London/Beijing: Continuing efforts to prop up their sagging economies, European and Chinese central banks on Thursday slashed interest rates while the Bank of England unveiled fresh stimulus measures worth 50 billion pounds.
The latest moves come at a time when both the developed and the developing world -- including India and China -- are facing sluggish growth prospects and high unemployment levels.
Seen as a surprise, the People's Bank of China cut rates for the second time within a month, amid the economy witnessing one of the worst slowdowns in the recent years.
The European Central Bank too eased their monetary stance, as part of efforts to boost the fortunes of the region reeling under a severe debt turmoil.
Embarking on the stimulus path again, the Bank of England has come up with another round of steps that would pump in another 50 billion pounds into the system.
The Chinese apex bank has slashed key lending rates to 6 percent from 6.31 percent.

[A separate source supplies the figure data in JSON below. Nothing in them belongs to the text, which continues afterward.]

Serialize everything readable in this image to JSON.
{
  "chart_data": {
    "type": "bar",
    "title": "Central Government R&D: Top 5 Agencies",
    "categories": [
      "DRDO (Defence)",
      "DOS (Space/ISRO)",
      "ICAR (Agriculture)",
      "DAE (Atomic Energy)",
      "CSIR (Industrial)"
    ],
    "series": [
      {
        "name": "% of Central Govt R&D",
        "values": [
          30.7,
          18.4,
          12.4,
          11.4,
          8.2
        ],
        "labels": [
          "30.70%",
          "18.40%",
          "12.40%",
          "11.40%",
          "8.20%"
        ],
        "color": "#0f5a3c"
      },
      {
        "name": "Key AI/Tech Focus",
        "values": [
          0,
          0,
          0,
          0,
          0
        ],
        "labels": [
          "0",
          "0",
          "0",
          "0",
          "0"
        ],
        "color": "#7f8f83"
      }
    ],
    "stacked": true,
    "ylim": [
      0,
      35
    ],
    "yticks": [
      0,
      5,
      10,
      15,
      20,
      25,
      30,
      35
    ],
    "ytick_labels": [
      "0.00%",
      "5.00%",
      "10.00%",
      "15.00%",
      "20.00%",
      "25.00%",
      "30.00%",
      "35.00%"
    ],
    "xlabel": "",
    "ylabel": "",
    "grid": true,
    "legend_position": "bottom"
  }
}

The deposit rate too has been cut to 3 percent from 3.25 percent.
Unlike India, China in recent weeks has been providing incentives to bolster their economic growth.
Despite high expectations, the Reserve Bank of India last month decided to hold rates, citing that monetary easing could further exacerbate inflationary pressure.
The European Central Bank has cut the benchmark interest rate to record low of 0.75 percent from 1 per cent. Further, ECB has reduced the interest rate on marginal lending facility to 1.50 percent from 1.75 percent.
"The interest rate on the deposit facility will be decreased by 25 basis points to 0 percent," it said.
The Bank of England today increased the size of its asset purchase programme, that would see another 50 billion pounds coming into the system. With this, the total size of asset purchase programme has ballooned to 375 billion pounds.